Iggly · 03/10/2014 19:49

They tax based on properties for council tax - it is just an extension of that really.

I live on a street with £1m + houses (not in one myself - I live in a flat!). In the same town you can get cheaper houses, just the "wrong" side.

Given that people say that those on lower incomes who can't afford to buy should "just move", why not those with £1m houses?

But in reality it is a silly idea - it just wouldn't work. They'd have to sort out the council tax system as well IMO.

LePetitMarseillais · 03/10/2014 19:49

And other areas don't?Hmm

SchnitzelVonKrumm · 03/10/2014 19:50

How about taxing property per square foot? That's a mansion tax.

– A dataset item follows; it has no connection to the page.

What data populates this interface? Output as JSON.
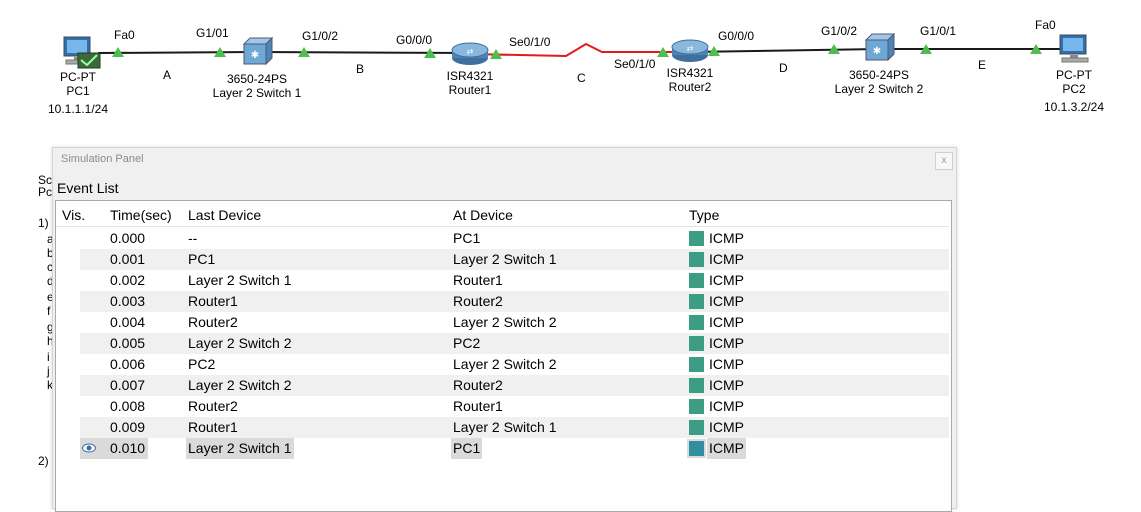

MrsPiggie · 03/10/2014 19:54

AndyWarhol, thank you, you took the words out of my mouth. We moved to London because the commute was gruelling (yes, on that brilliant SE transport). Our tiny 3 bedroom flat has gone up in value by about 200k in very few years, in a not very fashionable area (and no, it's not worth 2mil). Even so, we have no chance of trading up without saddling ourselves with an even bigger mortgage than we've got now, because guess what, better areas have gone up by even more. We also pay more than £200 a month in council tax, so if our services are better then we certainly pay for them. We stay in London because it makes financial sense still, that doesn't mean we live the high life. I would love to live in Yorkshire if I could get a job that paid even half what we are earning here. To those who ask why we don't move - would you dare ask the same to all those people living in poverty on benefits because there are no jobs in their area? Apparently they've got the right not to be uprooted, but if you have the guts and drive to move somewhere where you can have a better life, this means you are fair game for abuse.

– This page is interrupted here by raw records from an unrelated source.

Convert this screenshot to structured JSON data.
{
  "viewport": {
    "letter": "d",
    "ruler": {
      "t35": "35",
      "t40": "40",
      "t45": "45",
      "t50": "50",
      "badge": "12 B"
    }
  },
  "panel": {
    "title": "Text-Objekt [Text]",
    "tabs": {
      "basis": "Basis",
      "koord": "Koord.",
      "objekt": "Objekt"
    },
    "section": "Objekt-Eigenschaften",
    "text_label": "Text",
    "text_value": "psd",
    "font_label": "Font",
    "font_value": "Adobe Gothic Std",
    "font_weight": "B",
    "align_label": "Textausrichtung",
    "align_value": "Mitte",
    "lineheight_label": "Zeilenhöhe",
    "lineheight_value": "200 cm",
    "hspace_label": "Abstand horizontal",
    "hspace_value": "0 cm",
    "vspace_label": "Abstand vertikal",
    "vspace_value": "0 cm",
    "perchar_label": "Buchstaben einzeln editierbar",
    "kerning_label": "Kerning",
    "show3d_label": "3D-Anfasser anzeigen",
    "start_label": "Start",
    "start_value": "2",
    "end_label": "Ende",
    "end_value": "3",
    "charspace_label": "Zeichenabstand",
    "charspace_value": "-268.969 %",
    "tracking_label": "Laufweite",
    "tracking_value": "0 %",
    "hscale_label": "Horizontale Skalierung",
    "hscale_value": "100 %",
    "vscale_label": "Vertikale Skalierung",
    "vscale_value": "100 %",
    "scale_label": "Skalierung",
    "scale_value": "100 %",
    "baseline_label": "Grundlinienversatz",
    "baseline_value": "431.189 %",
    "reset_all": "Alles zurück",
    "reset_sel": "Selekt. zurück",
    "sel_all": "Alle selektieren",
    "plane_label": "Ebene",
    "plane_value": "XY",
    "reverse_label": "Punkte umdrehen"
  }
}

ihategeorgeosborne · 03/10/2014 19:56

No merrymouse, I don't think higher income tax is fair. The really rich avoid it. The middle earners pay the most and many of them cannot afford to buy a house of their own at all. It is fairer to tax assets. The fact is, a lot of people have made a lot of money out of property in the last 20 years. Prices have increased way beyond most people's incomes. The average house price is now over 250k apparently. You would need to earn 70k a year to buy a house in that price bracket now.

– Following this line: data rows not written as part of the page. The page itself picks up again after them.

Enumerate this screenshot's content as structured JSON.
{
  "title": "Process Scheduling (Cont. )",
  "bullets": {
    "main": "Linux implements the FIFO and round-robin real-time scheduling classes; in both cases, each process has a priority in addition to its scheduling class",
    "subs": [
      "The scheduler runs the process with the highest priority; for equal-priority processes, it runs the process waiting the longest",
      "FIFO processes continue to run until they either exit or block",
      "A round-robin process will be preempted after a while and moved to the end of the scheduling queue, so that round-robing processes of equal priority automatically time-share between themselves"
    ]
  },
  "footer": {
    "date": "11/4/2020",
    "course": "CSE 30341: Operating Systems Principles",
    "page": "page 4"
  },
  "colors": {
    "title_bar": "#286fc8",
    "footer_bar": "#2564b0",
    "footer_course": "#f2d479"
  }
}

BasketzatDawn · 03/10/2014 19:57

I can see where you are coming from, OP. BUT something has to be changed. I assume people who can prove they are cash-poor will get some kind of discount like Council Tax Ben now. But I imagine there will be cries of 'fraud' and 'unfairness' there too, much as you get with, for example, absent dads not paying child support bec they've registered as self-employed, rich people with accounts off-shore, 'clever' accountants, etc. etcetera. Whatever system is used some people will cry 'unfair', but the status quo cannot continue.

I wonder how many elderly poor people really would be affected by this. Has anyone actually done a count of this?